# Detecting DNS Exfiltration via Traffic Analytics
By Herbert Maosa  
Cybersecurity Consultant | PhD | CISSP | OSCP

---

*"Most networks let DNS traffic pass without a second thought - and that's exactly what attackers are counting on."*  

DNS exfiltration is a stealthy cyberattack where sensitive data - passwords, source code, or trade secrets - is smuggled out of a network inside DNS queries. Because DNS is rarely blocked or scrutinized, attackers encode payloads into domain lookups and quietly bypass firewalls.
This data leakage can include passwords, intellectual property, or other confidential information, sent as parts of DNS query names or payloads. Detecting DNS exfiltration requires looking for unusual patterns such as:
Excessively long or random-looking domain names
High volumes of DNS queries to suspicious domains
Anomalies in query types and response behavior

In this post, we'll dive into hands-on analytics and visualizations using real PCAP data - and expose how stealthy DNS traffic can reveal a breach in progress.

---
## Imports

In [1]:

# !pip install tldextract
import json
import pandas as pd
import math
import ipywidgets as widgets
import matplotlib.pyplot as plt
from collections import defaultdict
from IPython.display import display
import seaborn as sns
import tldextract
from ipyfilechooser import FileChooser
import matplotlib as mpl
import matplotlib.pyplot as plt
import seaborn as sns
import warnings

sns.set(style='whitegrid')
plt.close('all')
# mpl.style.use('seaborn-v0_8')
warnings.filterwarnings("ignore", message=".*use_inf_as_na.*")

---
## 1. Dataset and Parsing
For this Notebook, we analyze the [CIC-Bell-DNS-EXF-2021 dataset](https://www.unb.ca/cic/datasets/dns-exf-2021.html) by the Canadian Institute of Cyber Security- a well-known benchmark in cybersecurity research, particularly for DNS exfiltration detection. This dataset is provided in two formats:
- A CSV file with ~30 pre-engineered features for machine learning
- A raw PCAP file containing full packet captures.

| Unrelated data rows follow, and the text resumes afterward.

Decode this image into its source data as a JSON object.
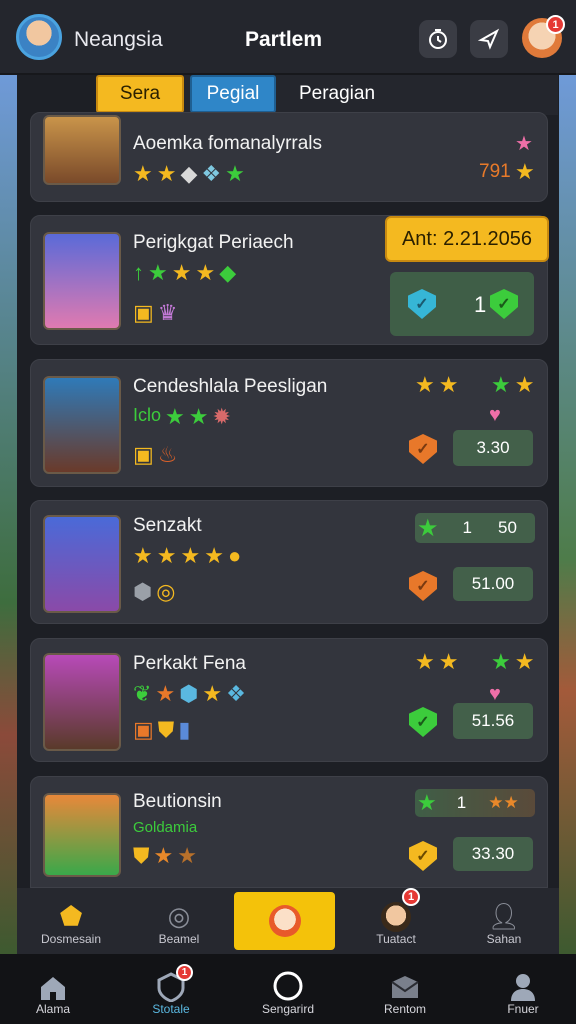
{
  "header": {
    "username": "Neangsia",
    "title": "Partlem",
    "notif_count": "1"
  },
  "tabs": [
    {
      "label": "Sera"
    },
    {
      "label": "Pegial"
    },
    {
      "label": "Peragian"
    }
  ],
  "cards": [
    {
      "name": "Aoemka fomanalyrrals",
      "score": "791"
    },
    {
      "name": "Perigkgat Periaech",
      "date": "Ant: 2.21.2056",
      "count": "1"
    },
    {
      "name": "Cendeshlala Peesligan",
      "left_tag": "Iclo",
      "value": "3.30"
    },
    {
      "name": "Senzakt",
      "pill_a": "1",
      "pill_b": "50",
      "value": "51.00"
    },
    {
      "name": "Perkakt Fena",
      "value": "51.56"
    },
    {
      "name": "Beutionsin",
      "sub": "Goldamia",
      "pill_a": "1",
      "value": "33.30"
    }
  ],
  "bottom_tabs": [
    {
      "label": "Dosmesain"
    },
    {
      "label": "Beamel"
    },
    {
      "label": ""
    },
    {
      "label": "Tuatact",
      "badge": "1"
    },
    {
      "label": "Sahan"
    }
  ],
  "nav": [
    {
      "label": "Alama"
    },
    {
      "label": "Stotale",
      "badge": "1"
    },
    {
      "label": "Sengarird"
    },
    {
      "label": "Rentom"
    },
    {
      "label": "Fnuer"
    }
  ],
  "colors": {
    "accent_yellow": "#f4b920",
    "accent_blue": "#2f86c8",
    "green": "#3ccc3c"
  }
}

Although the PCAP includes other protocols, we focused exclusively on DNS traffic to investigate potential exfiltration activity.
The processed output is stored in a structured JSON file, which we load into a Pandas DataFrame for analysis.
You can find the PCAP parser and dataset link on this project's GitHub page

In [2]:
def shannon_entropy(s):
    if not s:
        return 0
    prob = [float(s.count(c)) / len(s) for c in set(s)]
    entropy = -sum(p * math.log2(p) for p in prob)
    return entropy

def map_dns_subdomains(domain_series):
    subdomain_map = defaultdict(set)
    for fqdn in domain_series.dropna().unique():
        extracted = tldextract.extract(fqdn)
        root_domain = f"{extracted.domain}.{extracted.suffix}"
        if extracted.subdomain:
            subdomain_map[root_domain].add(extracted.subdomain)
    return subdomain_map

In [3]:
# upload = widgets.FileUpload(accept='.json', multiple=False)
# display(upload)
fc = FileChooser()
display(fc)

def process_uploaded_dns(input_file):
    if not input_file:
        return None, None

    with open(input_file) as f:
        dns_data = json.load(f)

    df = pd.json_normalize(dns_data)

    # Preserve empty-question entries for analysis
    empty_q_df = df[df['questions'].isna() | df['questions'].apply(lambda q: isinstance(q, list) and len(q) == 0)].copy()

    # Proceed with entries that have questions
    df = df[df['questions'].notna() & df['questions'].apply(lambda q: isinstance(q, list) and len(q) > 0)].copy()
    df = df.explode('questions').reset_index(drop=True)

    # If exploded questions still exist, normalize them
    if not df.empty and df['questions'].notna().any():
        q_exp = pd.json_normalize(df['questions'])
        df = pd.concat([df.drop(columns=['questions']), q_exp], axis=1)
    else:
        print("No valid question entries to normalize.")
        return None, empty_q_df

    # Safely handle qname-based features
    if 'qname' in df.columns:
        df = df[df['qname'].notna()].copy()
        df['qname_length'] = df['qname'].apply(len)
        df['qname_entropy'] = df['qname'].apply(shannon_entropy)
    else:
        print("'qname' not found in normalized questions. Skipping length/entropy features.")
        df['qname_length'] = None
        df['qname_entropy'] = None

    # Convert timestamp
    df['timestamp'] = pd.to_datetime(df['timestamp'], errors='coerce')

    return df, empty_q_df

FileChooser(path='C:\Users\hmaos\Projects\DNS-Exfiltration-Detection\Notebooks', filename='', title='', show_h…

In [6]:
df, empty_q_df = process_uploaded_dns(fc.selected)
df.head(3) if df is not None else "Upload a file to begin analysis."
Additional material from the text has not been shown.